As such the book gathers chapters that center Black-ness in the multi-cultural landscape of British dance. The book aims to fill gaps in narratives of dance histories, dance development, and dance innovation from a British perspective. The book engages with Black-ness as a diasporic identity with chapters about artists that have contributed to the landscape of British arts from a range of backgrounds including immigrants from, and the descendants of those from the Caribbean, the continent of Africa, Africa, and Asia, and British artists living aboard. 

Just as Black Britishness offers a wide scope so too does the notion of dance itself. The book will presents chapters from a selected range of dance forms – ballet, contemporary dance, youth dance, participatory dance, jazz, West African forms, Caribbean forms, and Hip Hop. The editors note that for many artists these dance form classifications do not encapsulate their practice. In a sense, these dance categories are part of the apparatus for the invisibilization of Black artists in Britain. However, the book uses an organizing structure that allows the reader to start with these familiar Euro-centric terms and across each of the sections of the book become exposed to how Black artists have negotiated, recreated, and innovated between the terms.  
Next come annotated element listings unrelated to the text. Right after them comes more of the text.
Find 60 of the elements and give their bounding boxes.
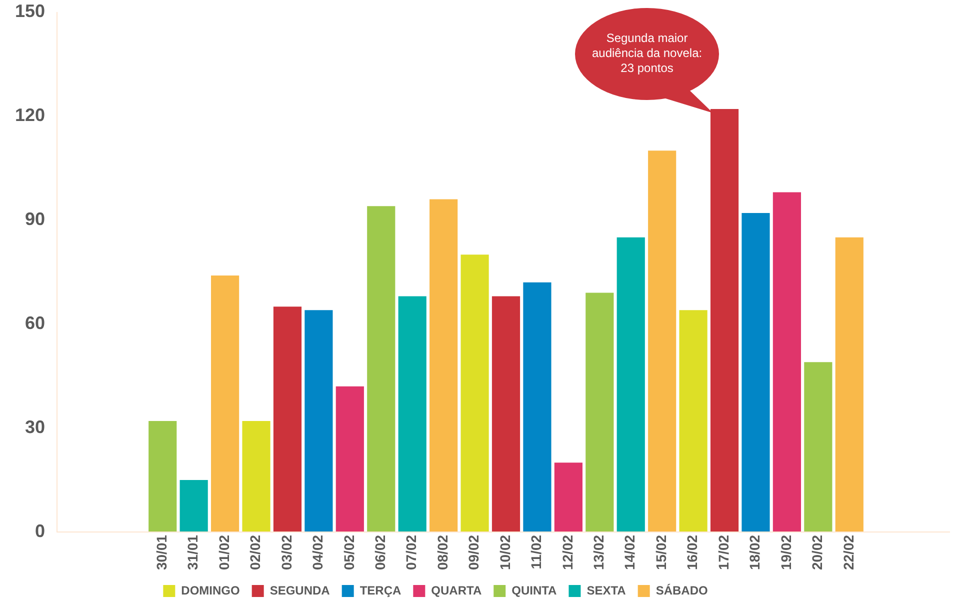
x-tick-label: 04/02 (310, 534, 326, 570)
y-tick-label: 150 (14, 0, 45, 21)
x-tick-label: 09/02 (466, 534, 482, 570)
bar (554, 462, 582, 532)
y-tick-label: 60 (24, 312, 45, 333)
legend-label: SEXTA (586, 583, 626, 598)
bar (336, 386, 364, 532)
bar (742, 213, 770, 532)
bar (835, 237, 864, 532)
bar (242, 421, 270, 532)
bar (586, 292, 614, 532)
bar (430, 199, 458, 532)
bar (367, 206, 396, 532)
bar (492, 296, 520, 532)
annotation: Segunda maior audiência da novela: 23 pontos (592, 31, 702, 76)
x-tick-label: 07/02 (403, 534, 420, 570)
x-tick-label: 31/01 (184, 534, 201, 570)
bar (523, 282, 552, 532)
bar (210, 275, 240, 532)
x-tick-label: 12/02 (559, 534, 576, 570)
x-tick-label: 15/02 (652, 534, 669, 570)
x-tick-label: 11/02 (528, 534, 544, 570)
legend-label: TERÇA (360, 583, 402, 598)
bar (273, 306, 302, 532)
x-tick-label: 20/02 (809, 534, 826, 570)
bar (679, 310, 708, 532)
bar (148, 421, 177, 532)
x-tick-label: 06/02 (372, 534, 388, 570)
bar (804, 362, 832, 532)
bar (616, 237, 645, 532)
bar (304, 310, 333, 532)
legend-label: QUARTA (431, 583, 482, 598)
x-tick-label: 14/02 (622, 534, 638, 570)
legend-label: SEGUNDA (270, 583, 330, 598)
y-tick-label: 30 (24, 416, 45, 437)
x-tick-label: 19/02 (778, 534, 794, 570)
x-tick-label: 16/02 (684, 534, 700, 570)
x-tick-label: 02/02 (247, 534, 264, 570)
x-tick-label: 05/02 (340, 534, 357, 570)
bar (180, 480, 208, 532)
bar (772, 192, 802, 532)
x-tick-label: 30/01 (153, 534, 170, 570)
x-tick-label: 22/02 (840, 534, 856, 570)
legend-label: DOMINGO (181, 583, 240, 598)
bar (648, 150, 676, 532)
bar (460, 254, 489, 532)
x-tick-label: 03/02 (278, 534, 294, 570)
x-tick-label: 10/02 (496, 534, 513, 570)
legend-label: QUINTA (512, 583, 558, 598)
bar (710, 109, 739, 532)
bar (398, 296, 426, 532)
x-tick-label: 08/02 (434, 534, 450, 570)
legend-label: SÁBADO (656, 583, 708, 598)
y-tick-label: 120 (14, 104, 45, 125)
x-tick-label: 17/02 (715, 534, 732, 570)
x-tick-label: 18/02 (746, 534, 763, 570)
y-tick-label: 0 (34, 520, 45, 541)
x-tick-label: 13/02 (590, 534, 607, 570)
x-tick-label: 01/02 (216, 534, 232, 570)
y-tick-label: 90 (24, 208, 45, 229)
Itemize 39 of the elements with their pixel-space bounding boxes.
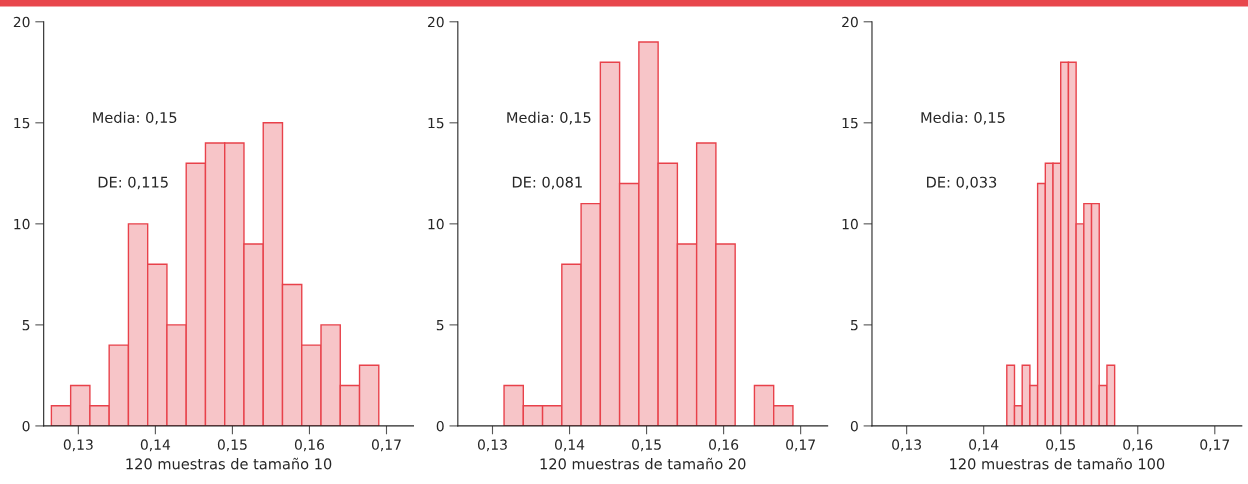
x-tick-label: 0,13 [63, 439, 93, 452]
y-tick-label: 10 [428, 218, 444, 230]
y-tick-label: 5 [436, 320, 444, 331]
annotation: DE: 0,033 [927, 176, 997, 190]
y-tick-label: 0 [850, 420, 858, 432]
y-tick-label: 20 [842, 16, 858, 28]
y-tick-label: 20 [13, 16, 30, 28]
x-axis-title: 120 muestras de tamaño 20 [540, 457, 746, 470]
x-axis-title: 120 muestras de tamaño 100 [950, 457, 1165, 470]
y-tick-label: 20 [427, 16, 444, 28]
x-tick-label: 0,14 [554, 439, 585, 452]
x-tick-label: 0,14 [969, 439, 999, 452]
y-tick-label: 15 [428, 117, 444, 129]
y-tick-label: 10 [842, 218, 858, 230]
x-tick-label: 0,15 [217, 439, 247, 452]
x-tick-label: 0,16 [294, 439, 325, 452]
x-tick-label: 0,15 [632, 439, 661, 452]
annotation: DE: 0,081 [512, 176, 582, 190]
y-tick-label: 0 [22, 420, 30, 432]
x-tick-label: 0,17 [371, 439, 401, 452]
y-tick-label: 5 [851, 320, 858, 331]
y-tick-label: 0 [436, 420, 444, 432]
annotation: Media: 0,15 [921, 111, 1005, 125]
x-tick-label: 0,17 [1200, 439, 1230, 452]
x-tick-label: 0,13 [477, 439, 507, 452]
annotation: DE: 0,115 [98, 176, 168, 190]
x-tick-label: 0,14 [140, 439, 171, 452]
x-tick-label: 0,17 [786, 439, 815, 452]
x-tick-label: 0,13 [892, 439, 921, 452]
annotation: Media: 0,15 [93, 111, 177, 125]
y-tick-label: 15 [842, 117, 858, 129]
y-tick-label: 5 [22, 320, 30, 331]
y-tick-label: 10 [14, 218, 30, 230]
annotation: Media: 0,15 [507, 111, 591, 125]
y-tick-label: 15 [14, 117, 30, 129]
x-tick-label: 0,15 [1046, 439, 1075, 452]
x-axis-title: 120 muestras de tamaño 10 [126, 457, 332, 470]
x-tick-label: 0,16 [1123, 439, 1153, 452]
x-tick-label: 0,16 [709, 439, 739, 452]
As a handbook, the goal of the collection is to offer the reader an insight into the vast range of artists and artworks that could sit under the title of Black British dance. Thus given a grounding across some parts of the field the reader is given a starting place for further discovery and inquiry into the notion of Black-ness, British-ness, and dance; as well as the rich history and artworks that notion can umbrella. As such the book aims to bridge gaps between the limited existing literature on the topic of Black dance from a British perspective. 

We also welcome co-authored works, particularly those in partnership with choreographers, practitioners, pedagogues, scholars and other creative interpretations of the theme.

 Sections will include:

  • The Youth Dancing 

  • Dancing African and Caribbean Identities

  • Claiming dance spaces

  • Innovation in the field of dance and speaking to the 20th and 21st Centuries  

  • Ballet while Black

  • Dance and kinship, dancing bonds  (Hip Hop)

  • Dance and building community (Participatory Dance)

Abstracts are due by November 1st, 2023. Selected authors will be notified by November 25th, 2023. Completed chapters will be due March 26th, 2024. (Autumn 2024 authors would respond to feedback and submit final chapters) . Chapters should be between 5,000 – 7,000 words.